Here we have four acts of faith and blind obedience. Joseph neither hesitated nor reasoned; he made no objection; for he had complete trust in God; he believed in Him fully, in His Word, in His divine Providence.
2. St. Joseph’s whole life may be summed up as a continual adherence to the divine plan, even in situations which were very obscure and mysterious to him.
In our life, too, there is always some mystery, either because God is pleased to work in a hidden, secret manner or because His action is always incomprehensible to our poor human intelligence. Therefore, we need that glance of faith, that complete confidence which, relying on the infinite goodness of God, convinces us that He always and in all circumstances wills our good and disposes everything to that end. Only this loving truth will permit us, like Joseph, always to say our yes to every manifestation of the divine will, a humble, prompt, trustful yes, in spite of the obscurities, the difficulties, the mystery. God made use of the angels to make His will known to Joseph; to manifest it to us He makes use of our superiors who, like the angels, are His messengers and envoys. Let us obey with the simplicity of St. Joseph, understanding that God can employ any person or circumstance to make us know and execute His divine will, just as He used Caesar’s edict to bring Joseph to Bethlehem, where Jesus was to be born. The Roman Emperor had far different intentions, but God utilized his political act to carry out the plan of the Incarnation. God always governs and directs all things toward the fulfillment of His will.

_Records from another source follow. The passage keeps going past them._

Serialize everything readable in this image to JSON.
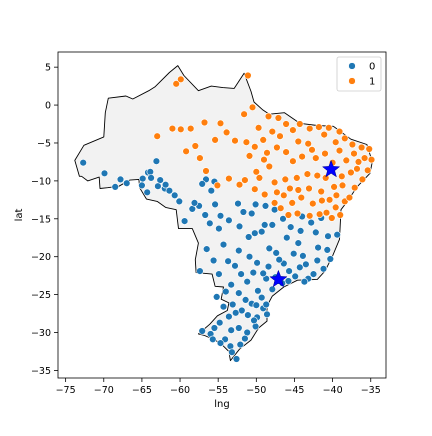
{
  "chart_data": {
    "type": "scatter",
    "title": "",
    "xlabel": "lng",
    "ylabel": "lat",
    "xlim": [
      -76,
      -33
    ],
    "ylim": [
      -36,
      7
    ],
    "xticks": [
      -75,
      -70,
      -65,
      -60,
      -55,
      -50,
      -45,
      -40,
      -35
    ],
    "yticks": [
      5,
      0,
      -5,
      -10,
      -15,
      -20,
      -25,
      -30,
      -35
    ],
    "xtick_labels": [
      "−75",
      "−70",
      "−65",
      "−60",
      "−55",
      "−50",
      "−45",
      "−40",
      "−35"
    ],
    "ytick_labels": [
      "5",
      "0",
      "−5",
      "−10",
      "−15",
      "−20",
      "−25",
      "−30",
      "−35"
    ],
    "grid": false,
    "legend": {
      "position": "top-right",
      "entries": [
        "0",
        "1"
      ]
    },
    "colors": {
      "cluster0": "#1f77b4",
      "cluster1": "#ff7f0e",
      "centroid": "#0000ff",
      "map_fill": "#f2f2f2",
      "map_edge": "#000000"
    },
    "background_map": "Brazil outline",
    "series": [
      {
        "name": "0",
        "points": [
          [
            -72.7,
            -7.6
          ],
          [
            -69.9,
            -9.0
          ],
          [
            -68.5,
            -10.8
          ],
          [
            -67.8,
            -9.8
          ],
          [
            -67.0,
            -10.3
          ],
          [
            -64.9,
            -9.7
          ],
          [
            -64.2,
            -8.9
          ],
          [
            -63.9,
            -8.8
          ],
          [
            -63.8,
            -9.6
          ],
          [
            -63.1,
            -7.4
          ],
          [
            -62.6,
            -9.9
          ],
          [
            -62.0,
            -11.0
          ],
          [
            -61.4,
            -11.3
          ],
          [
            -60.7,
            -11.9
          ],
          [
            -60.1,
            -12.7
          ],
          [
            -61.9,
            -10.5
          ],
          [
            -62.9,
            -10.7
          ],
          [
            -64.3,
            -11.5
          ],
          [
            -65.0,
            -10.6
          ],
          [
            -56.6,
            -9.8
          ],
          [
            -55.9,
            -11.3
          ],
          [
            -55.4,
            -13.1
          ],
          [
            -54.7,
            -14.6
          ],
          [
            -57.5,
            -13.3
          ],
          [
            -58.4,
            -13.7
          ],
          [
            -56.7,
            -14.5
          ],
          [
            -56.1,
            -15.6
          ],
          [
            -54.9,
            -16.3
          ],
          [
            -52.4,
            -13.0
          ],
          [
            -51.7,
            -14.1
          ],
          [
            -53.6,
            -15.2
          ],
          [
            -58.1,
            -12.9
          ],
          [
            -57.1,
            -10.4
          ],
          [
            -55.5,
            -10.1
          ],
          [
            -59.4,
            -15.3
          ],
          [
            -50.6,
            -14.3
          ],
          [
            -52.2,
            -16.0
          ],
          [
            -54.3,
            -18.4
          ],
          [
            -55.6,
            -20.5
          ],
          [
            -56.5,
            -19.0
          ],
          [
            -57.4,
            -21.9
          ],
          [
            -54.9,
            -22.3
          ],
          [
            -53.7,
            -20.6
          ],
          [
            -52.3,
            -19.2
          ],
          [
            -50.2,
            -16.9
          ],
          [
            -48.9,
            -15.8
          ],
          [
            -47.9,
            -15.8
          ],
          [
            -49.3,
            -16.7
          ],
          [
            -48.3,
            -18.9
          ],
          [
            -49.9,
            -20.8
          ],
          [
            -50.4,
            -22.1
          ],
          [
            -48.4,
            -21.3
          ],
          [
            -47.5,
            -22.7
          ],
          [
            -46.6,
            -23.5
          ],
          [
            -45.8,
            -23.2
          ],
          [
            -44.9,
            -22.6
          ],
          [
            -43.2,
            -22.9
          ],
          [
            -42.5,
            -22.3
          ],
          [
            -41.2,
            -21.6
          ],
          [
            -40.3,
            -20.3
          ],
          [
            -40.7,
            -19.1
          ],
          [
            -41.9,
            -18.8
          ],
          [
            -43.9,
            -19.9
          ],
          [
            -44.5,
            -18.2
          ],
          [
            -45.1,
            -19.6
          ],
          [
            -46.4,
            -20.9
          ],
          [
            -47.4,
            -19.5
          ],
          [
            -42.2,
            -16.8
          ],
          [
            -40.6,
            -17.3
          ],
          [
            -41.5,
            -14.9
          ],
          [
            -42.8,
            -15.5
          ],
          [
            -44.0,
            -14.7
          ],
          [
            -45.5,
            -16.1
          ],
          [
            -46.5,
            -15.0
          ],
          [
            -47.6,
            -13.8
          ],
          [
            -48.8,
            -13.3
          ],
          [
            -50.1,
            -13.1
          ],
          [
            -51.0,
            -17.4
          ],
          [
            -52.8,
            -21.2
          ],
          [
            -53.3,
            -23.7
          ],
          [
            -52.3,
            -24.8
          ],
          [
            -51.2,
            -23.3
          ],
          [
            -49.8,
            -24.5
          ],
          [
            -49.3,
            -25.4
          ],
          [
            -50.6,
            -26.2
          ],
          [
            -51.9,
            -27.1
          ],
          [
            -53.1,
            -26.3
          ],
          [
            -53.6,
            -27.9
          ],
          [
            -54.8,
            -28.7
          ],
          [
            -55.5,
            -29.4
          ],
          [
            -56.0,
            -30.2
          ],
          [
            -57.1,
            -29.8
          ],
          [
            -54.1,
            -30.9
          ],
          [
            -53.4,
            -31.8
          ],
          [
            -52.1,
            -31.6
          ],
          [
            -51.2,
            -30.0
          ],
          [
            -52.3,
            -29.4
          ],
          [
            -53.3,
            -29.7
          ],
          [
            -50.1,
            -29.2
          ],
          [
            -49.9,
            -28.0
          ],
          [
            -48.6,
            -27.6
          ],
          [
            -49.1,
            -26.8
          ],
          [
            -51.1,
            -27.7
          ],
          [
            -52.6,
            -33.5
          ],
          [
            -53.2,
            -32.6
          ],
          [
            -55.7,
            -30.9
          ],
          [
            -54.7,
            -31.4
          ],
          [
            -51.5,
            -30.8
          ],
          [
            -50.3,
            -28.4
          ],
          [
            -48.7,
            -26.3
          ],
          [
            -47.9,
            -24.3
          ],
          [
            -47.1,
            -23.2
          ],
          [
            -47.0,
            -20.4
          ],
          [
            -44.3,
            -21.4
          ],
          [
            -43.5,
            -21.0
          ],
          [
            -42.0,
            -20.5
          ],
          [
            -45.7,
            -21.9
          ],
          [
            -48.7,
            -22.9
          ],
          [
            -50.9,
            -20.0
          ],
          [
            -52.0,
            -22.3
          ],
          [
            -54.0,
            -24.6
          ],
          [
            -55.2,
            -25.3
          ],
          [
            -54.3,
            -26.6
          ],
          [
            -52.7,
            -27.4
          ],
          [
            -51.4,
            -25.7
          ],
          [
            -50.0,
            -26.4
          ],
          [
            -49.1,
            -22.2
          ],
          [
            -46.0,
            -17.5
          ],
          [
            -44.2,
            -16.6
          ],
          [
            -39.4,
            -17.1
          ],
          [
            -43.7,
            -23.3
          ]
        ]
      },
      {
        "name": "1",
        "points": [
          [
            -60.5,
            2.8
          ],
          [
            -59.9,
            3.4
          ],
          [
            -51.1,
            3.9
          ],
          [
            -50.5,
            -0.3
          ],
          [
            -51.6,
            -1.2
          ],
          [
            -54.7,
            -2.4
          ],
          [
            -56.8,
            -2.3
          ],
          [
            -58.6,
            -3.1
          ],
          [
            -59.9,
            -3.2
          ],
          [
            -63.0,
            -4.1
          ],
          [
            -55.4,
            -4.6
          ],
          [
            -53.9,
            -3.6
          ],
          [
            -52.8,
            -4.7
          ],
          [
            -51.3,
            -4.9
          ],
          [
            -50.2,
            -5.5
          ],
          [
            -49.1,
            -4.6
          ],
          [
            -47.9,
            -3.5
          ],
          [
            -49.7,
            -3.0
          ],
          [
            -48.4,
            -1.5
          ],
          [
            -47.1,
            -1.7
          ],
          [
            -46.1,
            -2.5
          ],
          [
            -45.2,
            -3.3
          ],
          [
            -44.3,
            -2.5
          ],
          [
            -43.0,
            -3.1
          ],
          [
            -41.8,
            -2.9
          ],
          [
            -40.5,
            -3.0
          ],
          [
            -39.1,
            -3.5
          ],
          [
            -38.4,
            -4.4
          ],
          [
            -37.4,
            -5.2
          ],
          [
            -36.2,
            -5.6
          ],
          [
            -35.2,
            -5.8
          ],
          [
            -34.9,
            -7.2
          ],
          [
            -35.4,
            -8.6
          ],
          [
            -36.1,
            -9.8
          ],
          [
            -37.1,
            -10.9
          ],
          [
            -38.4,
            -12.7
          ],
          [
            -39.0,
            -14.5
          ],
          [
            -39.6,
            -13.5
          ],
          [
            -40.8,
            -14.2
          ],
          [
            -41.4,
            -12.6
          ],
          [
            -42.6,
            -13.0
          ],
          [
            -44.1,
            -12.2
          ],
          [
            -45.3,
            -12.9
          ],
          [
            -46.4,
            -11.9
          ],
          [
            -47.6,
            -10.2
          ],
          [
            -48.3,
            -8.1
          ],
          [
            -49.0,
            -7.2
          ],
          [
            -50.0,
            -8.8
          ],
          [
            -48.6,
            -6.3
          ],
          [
            -47.3,
            -5.6
          ],
          [
            -46.1,
            -6.2
          ],
          [
            -45.2,
            -7.4
          ],
          [
            -44.0,
            -6.8
          ],
          [
            -43.2,
            -5.1
          ],
          [
            -42.2,
            -7.0
          ],
          [
            -41.0,
            -6.4
          ],
          [
            -40.0,
            -7.6
          ],
          [
            -39.1,
            -6.0
          ],
          [
            -38.2,
            -7.3
          ],
          [
            -37.2,
            -6.4
          ],
          [
            -36.6,
            -7.5
          ],
          [
            -37.6,
            -8.9
          ],
          [
            -38.8,
            -9.4
          ],
          [
            -39.8,
            -10.8
          ],
          [
            -40.9,
            -9.6
          ],
          [
            -42.0,
            -9.3
          ],
          [
            -43.3,
            -9.1
          ],
          [
            -44.7,
            -9.6
          ],
          [
            -46.2,
            -9.8
          ],
          [
            -47.3,
            -11.5
          ],
          [
            -45.6,
            -11.0
          ],
          [
            -44.5,
            -11.2
          ],
          [
            -43.1,
            -11.0
          ],
          [
            -41.5,
            -11.4
          ],
          [
            -40.4,
            -12.5
          ],
          [
            -39.5,
            -11.9
          ],
          [
            -38.7,
            -10.6
          ],
          [
            -40.1,
            -14.9
          ],
          [
            -41.7,
            -14.4
          ],
          [
            -43.0,
            -14.6
          ],
          [
            -44.6,
            -14.3
          ],
          [
            -45.8,
            -14.5
          ],
          [
            -46.8,
            -13.6
          ],
          [
            -47.6,
            -12.9
          ],
          [
            -48.9,
            -11.8
          ],
          [
            -50.2,
            -11.1
          ],
          [
            -51.5,
            -9.9
          ],
          [
            -52.2,
            -10.5
          ],
          [
            -53.6,
            -9.7
          ],
          [
            -55.1,
            -10.6
          ],
          [
            -57.4,
            -7.0
          ],
          [
            -59.2,
            -6.1
          ],
          [
            -56.6,
            -8.7
          ],
          [
            -58.0,
            -5.4
          ],
          [
            -61.0,
            -3.1
          ],
          [
            -50.9,
            -6.7
          ],
          [
            -49.6,
            -9.6
          ],
          [
            -37.8,
            -12.2
          ],
          [
            -41.1,
            -3.9
          ],
          [
            -44.5,
            -4.8
          ],
          [
            -46.9,
            -4.1
          ],
          [
            -42.7,
            -5.9
          ],
          [
            -39.6,
            -4.9
          ],
          [
            -36.8,
            -8.4
          ],
          [
            -35.8,
            -7.0
          ]
        ]
      },
      {
        "name": "",
        "marker": "star",
        "points": [
          [
            -40.2,
            -8.5
          ],
          [
            -47.1,
            -23.0
          ]
        ]
      }
    ]
  }
}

Another characteristic of St. Joseph’s life was his entire consecration to the mission entrusted to him by God. Joseph did not live for himself and his own interests, but only for God, Whom he served in Jesus and Mary. Thus he is the true model of interior souls, of souls who desire to live totally for God and with God, in the accomplishment of the mission they have received from Him.
Text taken from Divine Intimacy (Baronius Press, 2015), pp. 1096-1098.